Is your body language holding you back?
Non-verbal cues, or body language, can have a powerful impact. It can change the way people view you. Did you know that over half of all communication is non-verbal – the actual figure is around 93% (1). That means we spend over 50% of our time communicating using body language and facial expressions, so it's surprising we don't think about this very often. How often have you thought about or practised expressions and gestures before an important event such as a presentation or job interview?
Whilst there is no such thing as 'wrong' body language, being aware of how others might interpret your expressions, motions and gestures is important. It can be tough to examine your own body language and even tougher to change ingrained bad habits, but could it be that your body language is holding you back?
What is body language?
Body language covers all types of non-verbal communication, such as your posture, gestures, facial expressions – even eye movements. The way you use the space around you is also classed as body language, so if you're pacing or swaying on the spot, this could be interpreted as nervousness or uncertainty.
What's your body language saying?
When you meet someone, you usually form an opinion of them in less than a second (2) based on their body language and non-verbal cues. This explains why we take an instant dislike to some people before they have even opened their mouths! Of course, your opinion might change once you get to know them, but it makes sense that stand-offish body language can make a negative first impression. Here are just a few examples of typical body language 'mistakes' that could give people the wrong impression when they meet you:
- Avoiding eye contact – This can make you seem nervous or untrustworthy, so you could always try to hold eye contact a bit longer. We're not saying you should be staring, that is off-putting in itself!
- Crossing your arms – Whilst this is something many of us do when we are nervous or stressed, it can make you appear defensive and closed off. Keeping your arms in a neutral position, at your sides, is far more welcoming and relaxed
- Nodding a lot – Again, this can be a sign of shyness and nerves, but nobody wants to look like a nodding dog! Nodding too much can seem disingenuous, so try peppering the conversation with “I see” and “mm-hmm” rather than nodding constantly!
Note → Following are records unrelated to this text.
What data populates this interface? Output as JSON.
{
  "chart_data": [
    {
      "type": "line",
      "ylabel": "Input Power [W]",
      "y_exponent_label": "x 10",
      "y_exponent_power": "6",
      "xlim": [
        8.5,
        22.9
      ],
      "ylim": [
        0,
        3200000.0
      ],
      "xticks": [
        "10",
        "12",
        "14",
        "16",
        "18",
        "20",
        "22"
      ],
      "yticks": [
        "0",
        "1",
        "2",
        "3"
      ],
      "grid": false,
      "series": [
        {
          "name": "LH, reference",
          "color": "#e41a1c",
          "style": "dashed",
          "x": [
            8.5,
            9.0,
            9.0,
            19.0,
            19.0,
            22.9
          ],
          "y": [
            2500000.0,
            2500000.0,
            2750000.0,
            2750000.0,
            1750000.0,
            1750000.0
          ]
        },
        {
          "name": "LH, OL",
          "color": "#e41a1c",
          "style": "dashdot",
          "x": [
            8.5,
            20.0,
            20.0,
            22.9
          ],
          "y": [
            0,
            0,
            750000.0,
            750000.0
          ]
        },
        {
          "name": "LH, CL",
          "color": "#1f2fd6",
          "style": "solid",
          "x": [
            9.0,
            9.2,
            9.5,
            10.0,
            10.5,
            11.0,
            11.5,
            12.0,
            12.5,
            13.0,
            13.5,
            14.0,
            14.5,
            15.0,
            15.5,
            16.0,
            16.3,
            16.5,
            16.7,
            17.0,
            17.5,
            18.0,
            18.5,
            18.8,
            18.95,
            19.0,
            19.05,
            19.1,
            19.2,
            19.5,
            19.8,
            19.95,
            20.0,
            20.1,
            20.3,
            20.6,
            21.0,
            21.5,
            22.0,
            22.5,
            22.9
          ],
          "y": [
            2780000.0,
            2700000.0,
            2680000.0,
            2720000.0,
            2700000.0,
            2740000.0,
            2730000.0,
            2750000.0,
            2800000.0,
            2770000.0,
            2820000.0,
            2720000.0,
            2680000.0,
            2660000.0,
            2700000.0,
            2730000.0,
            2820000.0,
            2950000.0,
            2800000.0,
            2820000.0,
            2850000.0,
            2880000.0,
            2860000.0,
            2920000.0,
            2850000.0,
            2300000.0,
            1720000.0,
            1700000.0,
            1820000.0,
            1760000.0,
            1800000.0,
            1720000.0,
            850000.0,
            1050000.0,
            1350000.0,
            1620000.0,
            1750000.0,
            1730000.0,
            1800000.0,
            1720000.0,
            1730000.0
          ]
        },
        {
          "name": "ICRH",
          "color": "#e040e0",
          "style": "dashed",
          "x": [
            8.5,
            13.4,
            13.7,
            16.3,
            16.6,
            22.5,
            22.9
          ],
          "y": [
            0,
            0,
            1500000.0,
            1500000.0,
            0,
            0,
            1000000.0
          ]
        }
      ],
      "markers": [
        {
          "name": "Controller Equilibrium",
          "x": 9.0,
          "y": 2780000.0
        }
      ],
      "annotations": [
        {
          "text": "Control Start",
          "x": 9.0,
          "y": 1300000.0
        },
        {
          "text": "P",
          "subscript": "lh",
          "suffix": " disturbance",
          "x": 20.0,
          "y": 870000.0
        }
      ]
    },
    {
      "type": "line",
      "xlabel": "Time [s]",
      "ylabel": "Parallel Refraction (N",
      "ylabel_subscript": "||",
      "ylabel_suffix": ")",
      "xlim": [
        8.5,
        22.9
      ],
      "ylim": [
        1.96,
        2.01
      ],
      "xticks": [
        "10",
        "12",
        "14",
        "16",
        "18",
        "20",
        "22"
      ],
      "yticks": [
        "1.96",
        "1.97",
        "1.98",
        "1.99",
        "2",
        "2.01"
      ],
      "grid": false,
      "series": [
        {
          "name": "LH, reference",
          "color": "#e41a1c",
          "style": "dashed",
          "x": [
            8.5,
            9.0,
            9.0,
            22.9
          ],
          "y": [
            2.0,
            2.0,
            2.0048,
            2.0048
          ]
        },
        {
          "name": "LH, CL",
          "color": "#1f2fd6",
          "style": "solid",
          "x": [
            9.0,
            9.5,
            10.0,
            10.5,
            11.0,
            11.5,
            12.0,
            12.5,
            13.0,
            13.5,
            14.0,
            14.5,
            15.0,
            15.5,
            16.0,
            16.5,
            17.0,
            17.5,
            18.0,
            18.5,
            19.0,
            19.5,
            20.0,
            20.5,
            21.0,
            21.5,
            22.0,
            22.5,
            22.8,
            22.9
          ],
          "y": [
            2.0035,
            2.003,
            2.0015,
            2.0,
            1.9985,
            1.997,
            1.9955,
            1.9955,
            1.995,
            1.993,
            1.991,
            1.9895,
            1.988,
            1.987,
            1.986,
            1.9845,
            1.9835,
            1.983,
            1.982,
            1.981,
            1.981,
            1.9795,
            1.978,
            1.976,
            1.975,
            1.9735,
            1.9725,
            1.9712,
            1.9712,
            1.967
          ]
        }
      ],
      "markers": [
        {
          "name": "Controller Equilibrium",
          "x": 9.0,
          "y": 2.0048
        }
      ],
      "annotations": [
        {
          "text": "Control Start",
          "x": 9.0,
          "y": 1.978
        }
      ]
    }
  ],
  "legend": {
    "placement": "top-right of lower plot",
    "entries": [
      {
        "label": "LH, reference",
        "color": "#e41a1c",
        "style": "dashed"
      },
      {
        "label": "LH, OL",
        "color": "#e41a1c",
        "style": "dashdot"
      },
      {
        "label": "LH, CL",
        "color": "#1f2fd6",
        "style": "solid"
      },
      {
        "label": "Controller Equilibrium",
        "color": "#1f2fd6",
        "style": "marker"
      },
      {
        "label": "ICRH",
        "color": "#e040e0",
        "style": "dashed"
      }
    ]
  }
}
- Holding your hands behind your back – This makes you appear unfriendly and closed off. If in doubt, keep your hands at your sides
- Standing with your hands on your hips – This is usually seen as aggressive and intimidating, so it should be avoided unless you're deliberately trying to be authoritative at work
Tips for more positive body language
There is no magic way to make people warm to you, and no secret to learning more positive body language – it's all about making small changes to your body language habits. We uncover a few things you can change that will help you to make a more positive impression.
Smiling – and we're talking an authentic smile here, not a fake one – will automatically make you feel happier (3) and makes you seem more approachable. People are more likely to view you as friendly, and more likely to do what you ask of them or help you out if they see you smiling.
Use your hands to express your feelings, but don't become one of those people who wildly gesticulates with every word; that's not appealing! Keep your movements controlled and definitely don't fidget or fiddle with your hair or clothes, as this conveys nervousness and uncertainty. Use your hands to make bold, articulate gestures that emphasise what you are saying and help you to get your point across.
It can be tempting to sit with your legs crossed and many of us do this regularly. But did you know that tightly crossing your legs makes you seem closed off? Sit with your feet firmly on the ground and try to avoid restlessly bouncing your leg or tapping your feet – this can make you appear bored or disinterested.
Blankly staring at someone is the quickest way to make them feel uncomfortable, not to mention it's downright creepy and could make someone angry! But avoiding eye contact can make you seem shift – there's a balance to be struck. Many people assume that if someone is lying, they won't be able to look you in the eye. This isn't actually true (4) but most people still assume that good eye contact is a sign of telling the truth, so it's something worth mastering.
You might think that nobody notices your feet. Sure, on a conscious level, we probably spend no time at all looking at somebody else's feet, but body language is often picked up by the subconscious, and your feet can actually signal your mood and intentions to others! Your feet usually point to where you're going, or where you would rather be, so if you notice someone's feet pointing away from your during a conversation, that's a sign they're disinterested. When talking to someone, your feet should be forming a “V” in their direction to welcome them and show interest in the conversation.
Can body language really help you get ahead?
So, you're working on changing your body language and including more positive gestures and habits in your non-verbal communications. But can this really help you get ahead in life? Body language can tell others about your attitude, your personality and your goals. In fact, in business, body language can make or break a deal – you may not be saying anything, but your gestures are speaking volumes (5)! Working on developing a confident handshake, good posture and eye contact will ensure clients and colleagues view you as trustworthy and reputable. Fiddling with your hair or tie at a job interview might make potential employers question your ability to do the job, as you'll seem nervous and unprofessional. So body language really can impact on both your personal and professional life. If you're failing in business or can't seem to get past the first date with a new partner, perhaps it's time to take a look at your body language and see what it's saying about you!